There are probably three main points worth making about this definition. First, it definitely tightens the standard and, as a result, reduces the number of managers for whom employers will be strictly liable.

Second, this new test is not as unambiguous as the Majority seems to imagine. Large companies often require consensus decision-making and there may be precious few individuals who are individually "empowered" to fire or demote employees. For example, consider a line manager who can give an employee a poor performance review. Another higher-up manager can rely on that negative review to recommend the elimination of the position. An executive VP can act on that recommendation, but only so long as the CEO and head of the HR Department give their permission. Who "had the power" to fire the employee?

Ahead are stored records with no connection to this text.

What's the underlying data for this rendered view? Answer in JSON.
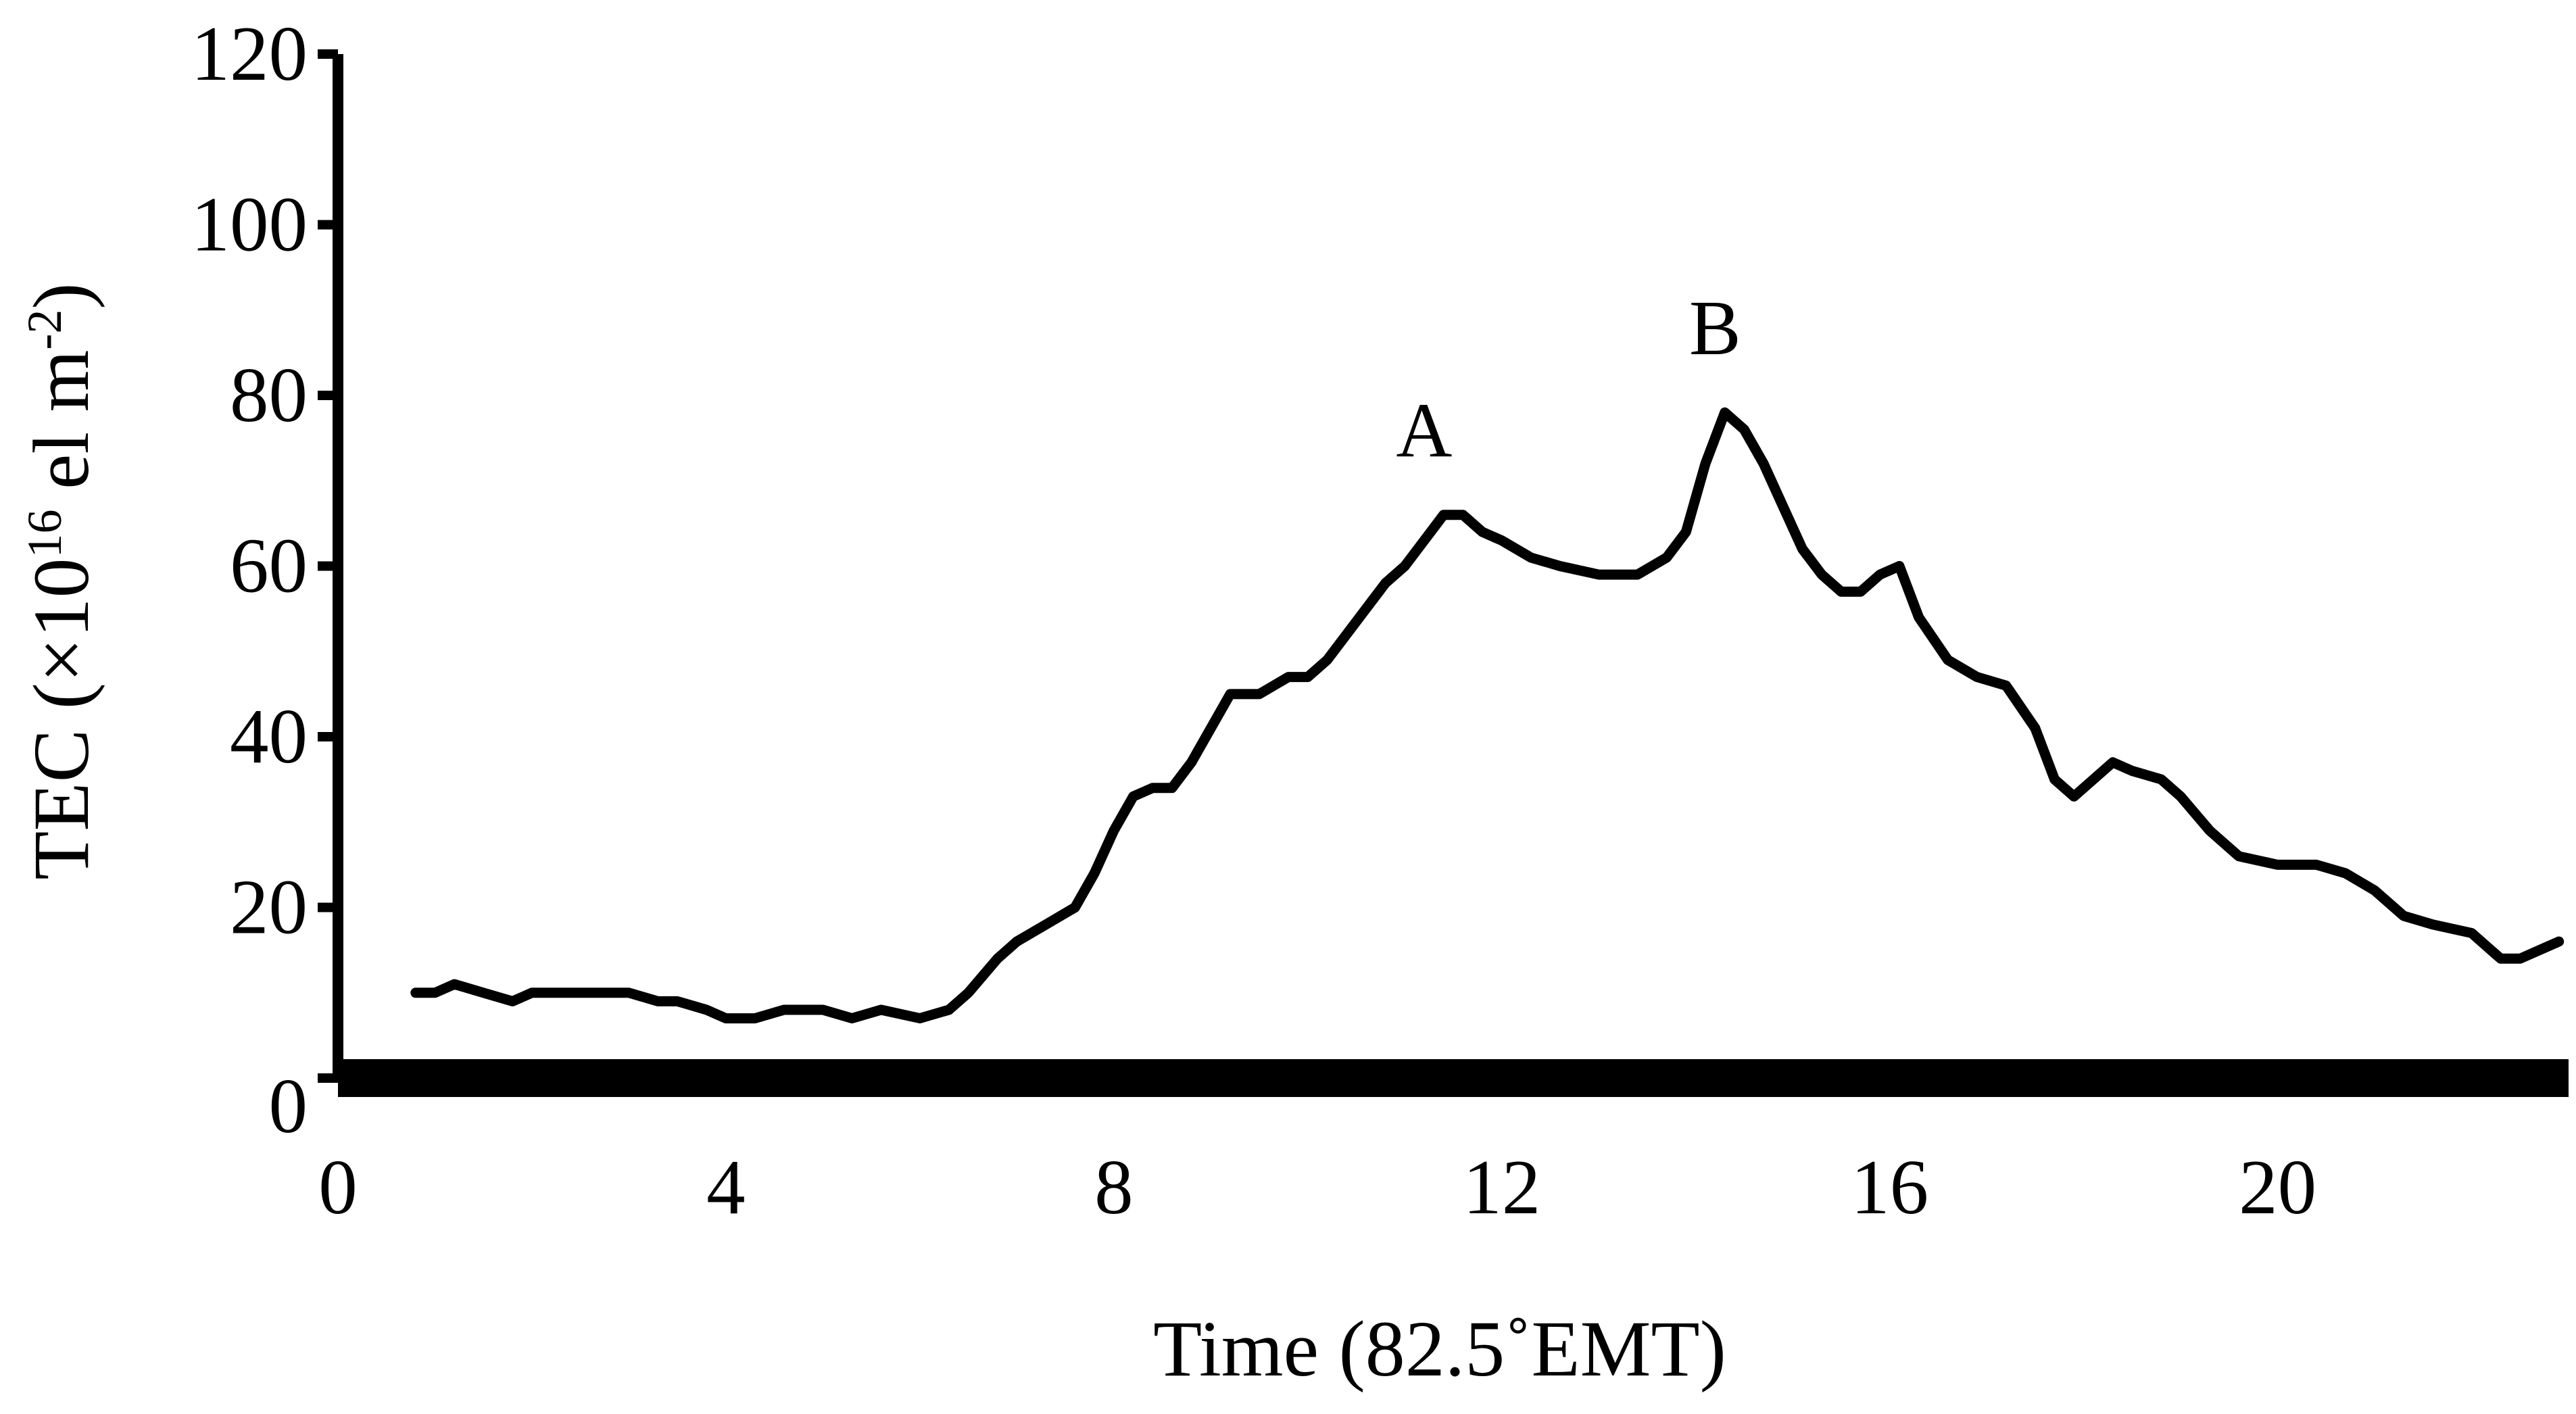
{
  "chart_data": {
    "type": "line",
    "xlabel": "Time (82.5˚EMT)",
    "ylabel": {
      "prefix": "TEC (×10",
      "exp1": "16",
      "middle": " el m",
      "exp2": "-2",
      "suffix": ")"
    },
    "xlim": [
      0,
      23
    ],
    "ylim": [
      0,
      120
    ],
    "x_ticks": [
      {
        "value": 0,
        "label": "0"
      },
      {
        "value": 4,
        "label": "4"
      },
      {
        "value": 8,
        "label": "8"
      },
      {
        "value": 12,
        "label": "12"
      },
      {
        "value": 16,
        "label": "16"
      },
      {
        "value": 20,
        "label": "20"
      }
    ],
    "y_ticks": [
      {
        "value": 0,
        "label": "0"
      },
      {
        "value": 20,
        "label": "20"
      },
      {
        "value": 40,
        "label": "40"
      },
      {
        "value": 60,
        "label": "60"
      },
      {
        "value": 80,
        "label": "80"
      },
      {
        "value": 100,
        "label": "100"
      },
      {
        "value": 120,
        "label": "120"
      }
    ],
    "annotations": [
      {
        "label": "A",
        "x": 11.2,
        "y": 76
      },
      {
        "label": "B",
        "x": 14.2,
        "y": 88
      }
    ],
    "series": [
      {
        "x": [
          0.8,
          1.0,
          1.2,
          1.5,
          1.8,
          2.0,
          2.3,
          2.6,
          3.0,
          3.3,
          3.5,
          3.8,
          4.0,
          4.3,
          4.6,
          5.0,
          5.3,
          5.6,
          6.0,
          6.3,
          6.5,
          6.8,
          7.0,
          7.3,
          7.6,
          7.8,
          8.0,
          8.2,
          8.4,
          8.6,
          8.8,
          9.0,
          9.2,
          9.5,
          9.8,
          10.0,
          10.2,
          10.4,
          10.6,
          10.8,
          11.0,
          11.2,
          11.4,
          11.6,
          11.8,
          12.0,
          12.3,
          12.6,
          13.0,
          13.4,
          13.7,
          13.9,
          14.1,
          14.3,
          14.5,
          14.7,
          14.9,
          15.1,
          15.3,
          15.5,
          15.7,
          15.9,
          16.1,
          16.3,
          16.6,
          16.9,
          17.2,
          17.5,
          17.7,
          17.9,
          18.1,
          18.3,
          18.5,
          18.8,
          19.0,
          19.3,
          19.6,
          20.0,
          20.4,
          20.7,
          21.0,
          21.3,
          21.6,
          22.0,
          22.3,
          22.5,
          22.7,
          22.9
        ],
        "y": [
          10,
          10,
          11,
          10,
          9,
          10,
          10,
          10,
          10,
          9,
          9,
          8,
          7,
          7,
          8,
          8,
          7,
          8,
          7,
          8,
          10,
          14,
          16,
          18,
          20,
          24,
          29,
          33,
          34,
          34,
          37,
          41,
          45,
          45,
          47,
          47,
          49,
          52,
          55,
          58,
          60,
          63,
          66,
          66,
          64,
          63,
          61,
          60,
          59,
          59,
          61,
          64,
          72,
          78,
          76,
          72,
          67,
          62,
          59,
          57,
          57,
          59,
          60,
          54,
          49,
          47,
          46,
          41,
          35,
          33,
          35,
          37,
          36,
          35,
          33,
          29,
          26,
          25,
          25,
          24,
          22,
          19,
          18,
          17,
          14,
          14,
          15,
          16
        ]
      }
    ]
  }
}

Finally, the Vance decision may not have much impact in California, as the state law anti-discrimination statute contains its own definition of "supervisor." The California Fair Employment and Housing Act ("FEHA"), defines a supervisor in much broader terms:

"Supervisor" means any individual having the authority, in the interest of the employer, to hire, transfer, suspend, layoff, recall, promote, discharge, assign, reward, or discipline other employees, or the responsibility to direct them, or to adjust their grievances, or effectively to recommend that action, if, in connection with the foregoing, the exercise of that authority is not of a merely routine or clerical nature, but requires the use of independent judgment.

So, at least in California, employers will still be strictly liable for anyone who can control the alleged victim's job assignments or who can "effectively recommend" rewards or discipline.